More than 40 Peruvians are feared dead after an avalanche of mud and rocks, possibly triggered by seismic activity, buried a village in northern Andes on November 8, civil defence officials said. Villagers in Sicsi, which has several natural hot water springs, said moments before the avalanche they heard an explosion and saw a large cloud, while a sulphur-like smell engulfed the area, civil defence officials said.
The avalanche also rained down on other small groups of mud-brick homes around Sicsi, about 530 miles north of Lima, leaving an estimated 1,200 people homeless. Heavy rains in Peru typically trigger avalanches of rocks, earth and water. This is a common feature in the Andes. The latest one was a result of underground earth movements, said experts. It seems to have been some sort of volcanic eruption, they added.
"This is unusual in the area it was completely unforeseeable," said Cesar Ramal, the civil defence official heading the rescue operation from nearby Cajamarca.
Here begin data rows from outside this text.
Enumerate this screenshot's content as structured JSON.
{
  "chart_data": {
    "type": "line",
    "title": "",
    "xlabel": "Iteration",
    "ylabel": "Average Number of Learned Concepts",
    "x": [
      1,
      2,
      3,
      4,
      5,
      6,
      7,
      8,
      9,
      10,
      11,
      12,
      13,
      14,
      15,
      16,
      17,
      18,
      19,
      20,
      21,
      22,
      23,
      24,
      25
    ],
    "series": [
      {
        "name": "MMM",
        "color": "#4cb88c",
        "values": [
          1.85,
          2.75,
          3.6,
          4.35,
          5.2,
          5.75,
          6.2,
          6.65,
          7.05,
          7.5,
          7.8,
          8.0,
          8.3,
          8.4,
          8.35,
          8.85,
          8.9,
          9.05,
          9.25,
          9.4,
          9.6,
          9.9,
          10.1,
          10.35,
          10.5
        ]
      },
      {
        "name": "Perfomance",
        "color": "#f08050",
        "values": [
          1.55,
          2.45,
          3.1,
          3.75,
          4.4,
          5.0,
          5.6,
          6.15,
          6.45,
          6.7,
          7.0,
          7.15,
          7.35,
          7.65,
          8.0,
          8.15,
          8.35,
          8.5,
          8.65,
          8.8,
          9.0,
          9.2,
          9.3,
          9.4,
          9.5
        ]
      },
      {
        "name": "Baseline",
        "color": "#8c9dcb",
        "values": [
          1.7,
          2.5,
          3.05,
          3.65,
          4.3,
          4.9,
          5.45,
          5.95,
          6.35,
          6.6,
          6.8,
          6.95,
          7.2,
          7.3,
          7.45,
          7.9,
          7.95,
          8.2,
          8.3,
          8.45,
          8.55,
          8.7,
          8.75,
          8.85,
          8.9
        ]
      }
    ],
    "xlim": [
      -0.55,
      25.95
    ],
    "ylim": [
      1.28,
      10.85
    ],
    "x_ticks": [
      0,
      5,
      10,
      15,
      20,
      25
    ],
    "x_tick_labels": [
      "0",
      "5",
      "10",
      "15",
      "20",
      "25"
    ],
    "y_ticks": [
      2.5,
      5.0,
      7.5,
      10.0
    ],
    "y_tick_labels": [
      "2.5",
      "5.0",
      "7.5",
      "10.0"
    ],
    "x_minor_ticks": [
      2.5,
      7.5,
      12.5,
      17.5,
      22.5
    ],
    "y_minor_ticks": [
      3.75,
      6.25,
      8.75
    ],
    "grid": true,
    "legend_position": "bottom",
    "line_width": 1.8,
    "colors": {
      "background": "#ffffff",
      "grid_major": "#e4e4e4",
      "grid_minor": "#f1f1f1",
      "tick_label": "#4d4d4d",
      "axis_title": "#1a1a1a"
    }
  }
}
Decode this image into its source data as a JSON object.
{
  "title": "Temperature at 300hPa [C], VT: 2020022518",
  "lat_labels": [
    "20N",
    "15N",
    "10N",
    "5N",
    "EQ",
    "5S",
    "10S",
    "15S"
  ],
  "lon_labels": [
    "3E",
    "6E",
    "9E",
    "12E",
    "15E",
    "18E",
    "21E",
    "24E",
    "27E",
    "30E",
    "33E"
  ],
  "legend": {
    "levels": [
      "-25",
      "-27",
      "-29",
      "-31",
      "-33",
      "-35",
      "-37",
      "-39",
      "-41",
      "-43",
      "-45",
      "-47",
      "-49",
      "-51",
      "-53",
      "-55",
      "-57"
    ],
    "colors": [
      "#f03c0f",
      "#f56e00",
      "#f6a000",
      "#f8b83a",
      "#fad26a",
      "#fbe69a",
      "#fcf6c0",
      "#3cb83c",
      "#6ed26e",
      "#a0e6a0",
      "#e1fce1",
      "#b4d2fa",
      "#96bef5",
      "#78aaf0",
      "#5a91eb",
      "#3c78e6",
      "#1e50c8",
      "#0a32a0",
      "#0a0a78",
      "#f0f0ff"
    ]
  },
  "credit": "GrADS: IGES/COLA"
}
Villagers in Sicsi, which has a population of 1,000, used its only form of communication, with other villages in the area, an old two-way radio to notify authorities of the disaster. Most of the missing are residents of La Pucara who were taken completely by surprise. Only one army plane carrying six tonnes of water was able to land near the scene of disaster.
Civil defence rescue teams were searching for survivors and providing food and blankets to the homeless, when last reports came in. A team of geologists from a local mine also arrived at the village to investigate the cause of the avalanche.